Experience maps provide a clear visual interpretation of how functional processes come together with qualitative factors unique to the actual use of a product or service.
An experience map follows a representative user through a single storyline from start to finish. It traces a character’s experience with a service, drawing upon user research and interviews to reflect reactions at each touchpoint. For example, take a look at the experience map for “ACME Airlines.” The character “Paul” is written to strongly resemble Cloudberry’s co-founder Paul Roeraade and follows him through the process of booking a tropical getaway from chilly Bjorko, Finland.
Customer-centric process framework: Think like the user
As Paul’s experience booking a flight shows, user experience is influenced by more factors than can be controlled (e.g. bad weather delaying a flight). This makes it paramount for us to identify which variables have the potential to cloud his overall experience, and which factors we can control.
Your grandfather’s abacus
The way a user feels about a service is key to its success. While a product designer may create a brilliantly effective tool, that doesn’t necessarily make it user-friendly − think of your grandfather’s abacus.
An abacus is capable of performing complex calculations. But do you know how to use one? Chances are you don’t and would exchange it for the more convenient and practical pocket calculator.
If your service is complicated, like an abacus, you risk losing your customer due to frustration or lack of convenience, despite the fact that the service technically works.
Blending the process with the experience
We break our approach down into two categories:
- The Technical: Variables that operate separately from the user. The user will come into contact with some of these variables, while others will remain behind the scenes (for instance, a ticket kiosk versus the machine that fuels the plane).

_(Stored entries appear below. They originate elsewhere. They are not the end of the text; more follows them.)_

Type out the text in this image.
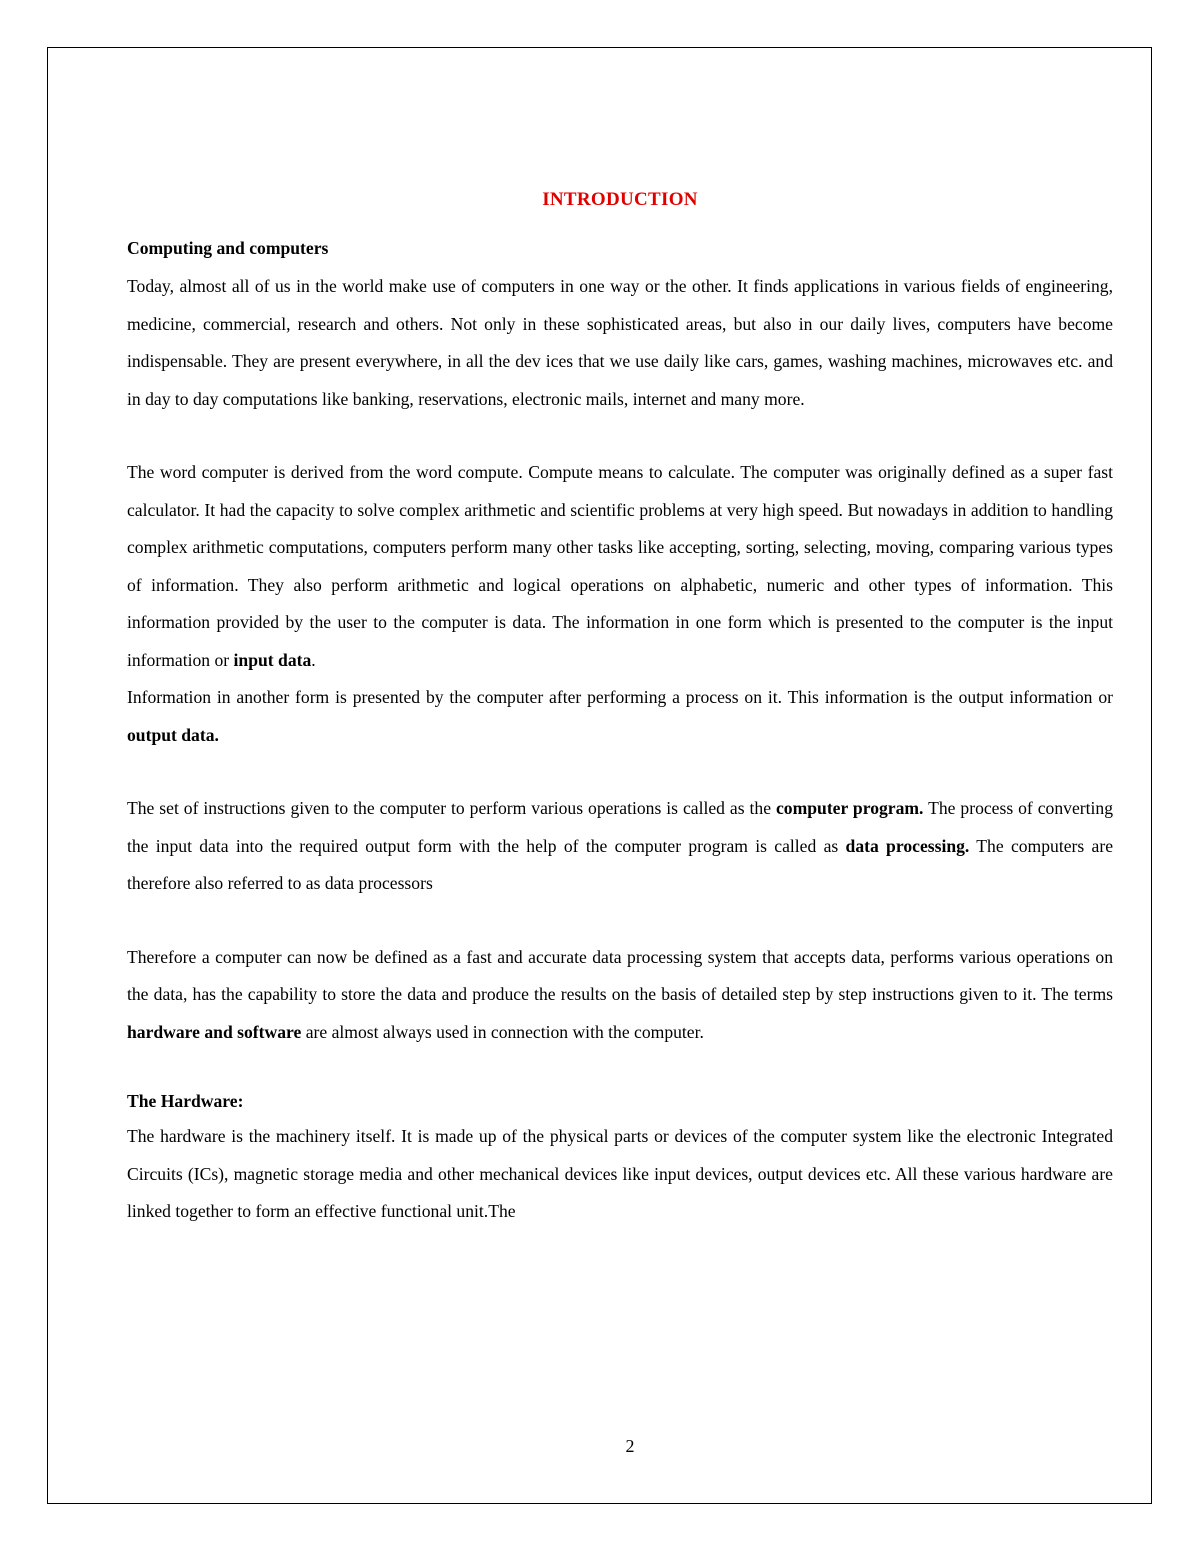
INTRODUCTION
Computing and computers

Today, almost all of us in the world make use of computers in one way or the other. It finds applications in various fields of engineering, medicine, commercial, research and others. Not only in these sophisticated areas, but also in our daily lives, computers have become indispensable. They are present everywhere, in all the dev ices that we use daily like cars, games, washing machines, microwaves etc. and in day to day computations like banking, reservations, electronic mails, internet and many more.

The word computer is derived from the word compute. Compute means to calculate. The computer was originally defined as a super fast calculator. It had the capacity to solve complex arithmetic and scientific problems at very high speed. But nowadays in addition to handling complex arithmetic computations, computers perform many other tasks like accepting, sorting, selecting, moving, comparing various types of information. They also perform arithmetic and logical operations on alphabetic, numeric and other types of information. This information provided by the user to the computer is data. The information in one form which is presented to the computer is the input information or input data.

Information in another form is presented by the computer after performing a process on it. This information is the output information or output data.

The set of instructions given to the computer to perform various operations is called as the computer program. The process of converting the input data into the required output form with the help of the computer program is called as data processing. The computers are therefore also referred to as data processors

Therefore a computer can now be defined as a fast and accurate data processing system that accepts data, performs various operations on the data, has the capability to store the data and produce the results on the basis of detailed step by step instructions given to it. The terms hardware and software are almost always used in connection with the computer.

The Hardware:

The hardware is the machinery itself. It is made up of the physical parts or devices of the computer system like the electronic Integrated Circuits (ICs), magnetic storage media and other mechanical devices like input devices, output devices etc. All these various hardware are linked together to form an effective functional unit.The

2
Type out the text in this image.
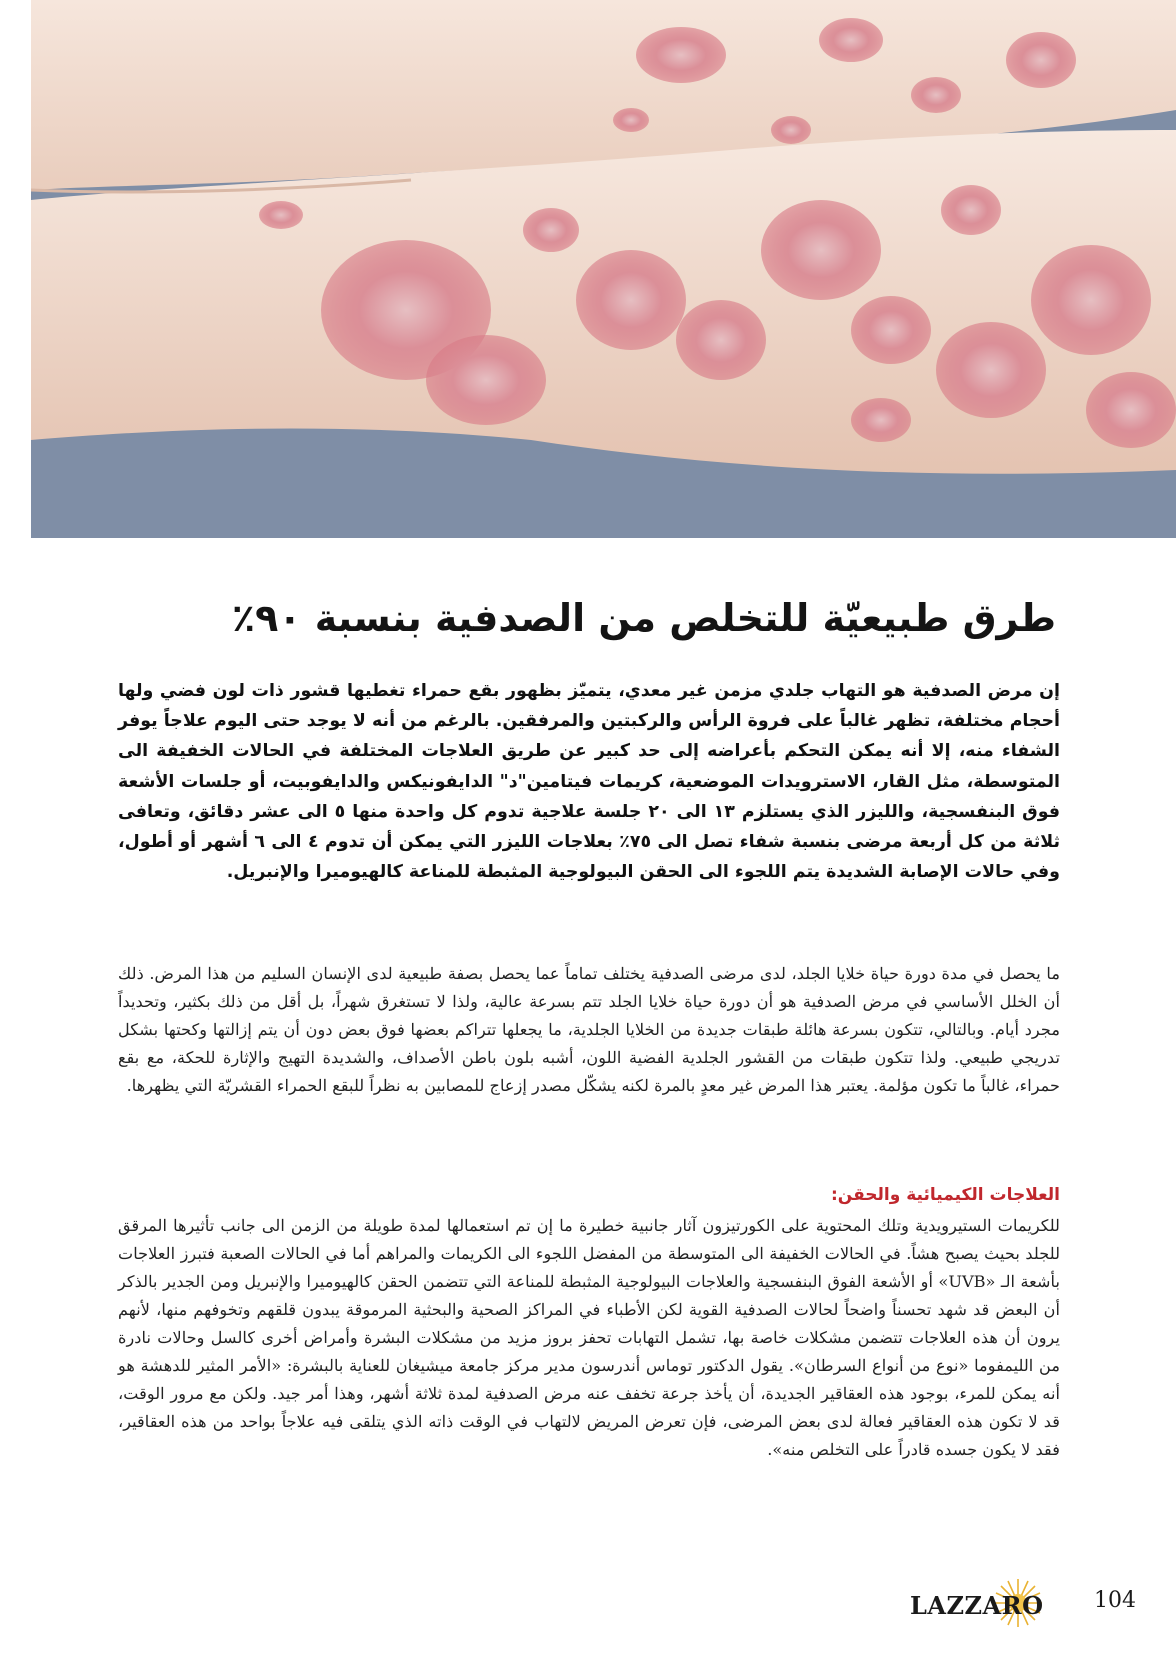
طرق طبيعيّة للتخلص من الصدفية بنسبة ٩٠٪
إن مرض الصدفية هو التهاب جلدي مزمن غير معدي، يتميّز بظهور بقع حمراء تغطيها قشور ذات لون فضي ولها أحجام مختلفة، تظهر غالباً على فروة الرأس والركبتين والمرفقين. بالرغم من أنه لا يوجد حتى اليوم علاجاً يوفر الشفاء منه، إلا أنه يمكن التحكم بأعراضه إلى حد كبير عن طريق العلاجات المختلفة في الحالات الخفيفة الى المتوسطة، مثل القار، الاسترويدات الموضعية، كريمات فيتامين"د" الدايفونيكس والدايفوبيت، أو جلسات الأشعة فوق البنفسجية، والليزر الذي يستلزم ١٣ الى ٢٠ جلسة علاجية تدوم كل واحدة منها ٥ الى عشر دقائق، وتعافى ثلاثة من كل أربعة مرضى بنسبة شفاء تصل الى ٧٥٪ بعلاجات الليزر التي يمكن أن تدوم ٤ الى ٦ أشهر أو أطول، وفي حالات الإصابة الشديدة يتم اللجوء الى الحقن البيولوجية المثبطة للمناعة كالهيوميرا والإنبريل.
ما يحصل في مدة دورة حياة خلايا الجلد، لدى مرضى الصدفية يختلف تماماً عما يحصل بصفة طبيعية لدى الإنسان السليم من هذا المرض. ذلك أن الخلل الأساسي في مرض الصدفية هو أن دورة حياة خلايا الجلد تتم بسرعة عالية، ولذا لا تستغرق شهراً، بل أقل من ذلك بكثير، وتحديداً مجرد أيام. وبالتالي، تتكون بسرعة هائلة طبقات جديدة من الخلايا الجلدية، ما يجعلها تتراكم بعضها فوق بعض دون أن يتم إزالتها وكحتها بشكل تدريجي طبيعي. ولذا تتكون طبقات من القشور الجلدية الفضية اللون، أشبه بلون باطن الأصداف، والشديدة التهيج والإثارة للحكة، مع بقع حمراء، غالباً ما تكون مؤلمة. يعتبر هذا المرض غير معدٍ بالمرة لكنه يشكّل مصدر إزعاج للمصابين به نظراً للبقع الحمراء القشريّة التي يظهرها.
العلاجات الكيميائية والحقن:
للكريمات الستيرويدية وتلك المحتوية على الكورتيزون آثار جانبية خطيرة ما إن تم استعمالها لمدة طويلة من الزمن الى جانب تأثيرها المرقق للجلد بحيث يصبح هشاً. في الحالات الخفيفة الى المتوسطة من المفضل اللجوء الى الكريمات والمراهم أما في الحالات الصعبة فتبرز العلاجات بأشعة الـ «UVB» أو الأشعة الفوق البنفسجية والعلاجات البيولوجية المثبطة للمناعة التي تتضمن الحقن كالهيوميرا والإنبريل ومن الجدير بالذكر أن البعض قد شهد تحسناً واضحاً لحالات الصدفية القوية لكن الأطباء في المراكز الصحية والبحثية المرموقة يبدون قلقهم وتخوفهم منها، لأنهم يرون أن هذه العلاجات تتضمن مشكلات خاصة بها، تشمل التهابات تحفز بروز مزيد من مشكلات البشرة وأمراض أخرى كالسل وحالات نادرة من الليمفوما «نوع من أنواع السرطان». يقول الدكتور توماس أندرسون مدير مركز جامعة ميشيغان للعناية بالبشرة: «الأمر المثير للدهشة هو أنه يمكن للمرء، بوجود هذه العقاقير الجديدة، أن يأخذ جرعة تخفف عنه مرض الصدفية لمدة ثلاثة أشهر، وهذا أمر جيد. ولكن مع مرور الوقت، قد لا تكون هذه العقاقير فعالة لدى بعض المرضى، فإن تعرض المريض لالتهاب في الوقت ذاته الذي يتلقى فيه علاجاً بواحد من هذه العقاقير، فقد لا يكون جسده قادراً على التخلص منه».
LAZZARO 104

- The Qualitative: Variables that come from the user, allowing us to get to know them. (Who are they, and what are their wants, needs, and expectations?). We generally discover these factors through user research and going through the user flows ourselves.
The beauty of an experience map is that it blends the technical and qualitative variables together.
- It provides an end-to-end view of your system process. A user’s experience in a previous task will color their impression of the next one.
- It shows the multitude of channels by which users interact: Today, users can communicate through web, phone, email, text, and more. Your user may use all of these methods when using your service.
- It will show you different states of the process: The linear storyline format of an experience map shows what your process looks like, what it could look like, and ultimately, what it will look like.
When do you use an Experience Map?
We often choose to use these maps when working with clients that are “Persona-exhausted,” or with projects that are complex, have multiple channels, or have Balkanized ownership. When necessary, it can be useful to add heuristic analysis, business overlays, user quotes & thoughts, or showstoppers to the map. The options are endless.
What processes do you have that might benefit from an Experience Map?